The data was in line with expectations but there were positive surprises from the monthly indicators, with both industrial output and retail sales beating the forecasts in December and pointing to a possible quickening in growth momentum towards the end of 2019.
At the very least, the data should support the view that China’s economy is stabilizing and a pledge for more stimulus measures by a Chinese government official today further underscored the improving outlook for the year ahead.
The Chinese yuan extended its bullish run on the back of the encouraging data to hit a 6-month high against the US dollar, having gained 1.5% in the year-to-date.
No end in sight for Wall Street’s record streak
There seems to be no stopping to Wall Street’s rally lately as all three main indices closed at a record high for yet another day on Thursday as there was nothing to dampen the risk-on mood that’s been driving the markets since early December when the ‘phase one’ deal was announced.
The S&P 500 burst through the 3,300 level for the first time, as tech stocks surged, while strong earnings from Morgan Stanley also boosted the share indices. However, Friday is expected to be a quieter day in terms of earnings releases and US equity futures are pointing to more modest gains.
Going forward, the concern for the US and global equities rally is whether there will be any significant new catalysts to sustain the impressive uptrend.
For now, there appears to be plenty of positive developments to feed the risk appetite.
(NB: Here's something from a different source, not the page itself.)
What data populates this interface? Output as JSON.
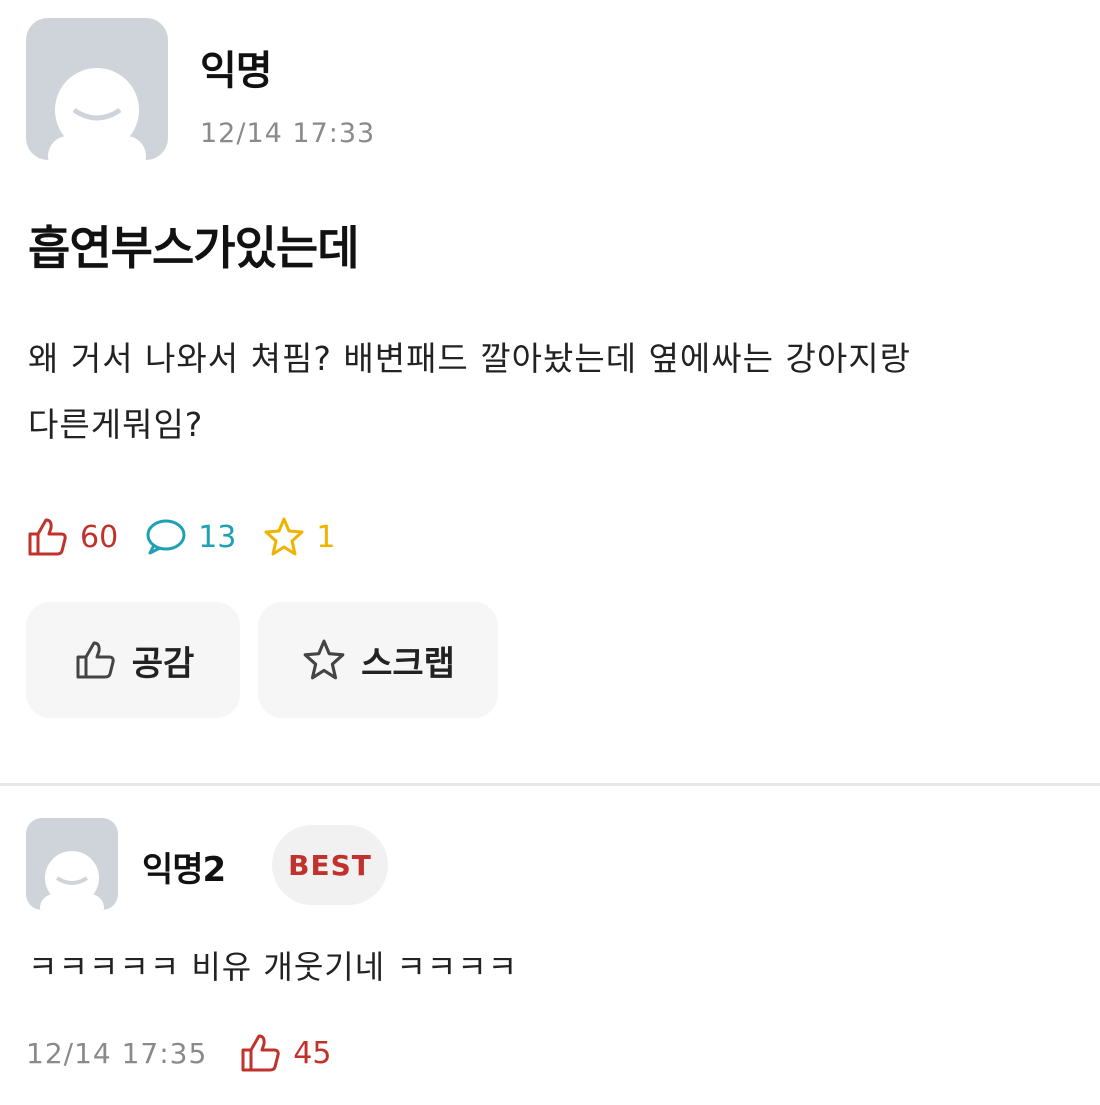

The revised North American trade pact – USMCA – cleared its final hurdle yesterday after US Senators approved the deal. Meanwhile, markets completely brushed off the official start of Trump’s impeachment trial in the Senate yesterday, suggesting investors see no risk of the President being removed from office.
Dollar and Treasury yields lifted by upbeat US data
Further boosting sentiment on Thursday was a hat-trick of data beats in the US. Retail sales figures, the Philly Fed manufacturing index and weekly jobless claims all topped expectations, indicating that US economic growth likely accelerated slightly in Q4 and 2020 got off to a solid start.
US Treasury yields spiked higher on the back of the strong data, lifting the US dollar. The greenback climbed to a near 8-month peak of 110.28 versus the yen today but it was a much more muted affair elsewhere in the currency markets.
The Australian and New Zealand dollars failed to capitalize on the positive sentiment and were only marginally higher, while the euro was flat. The pound continued to edge higher despite growing expectations that the Bank of England will cut interest rates in the coming months.
Looking at the rest of the day, the US dollar is likely to stay in the spotlight as industrial output figures are due, as well as a number of speeches by Fed officials, including the Philadelphia Fed’s Harker and Fed Governor Quarles.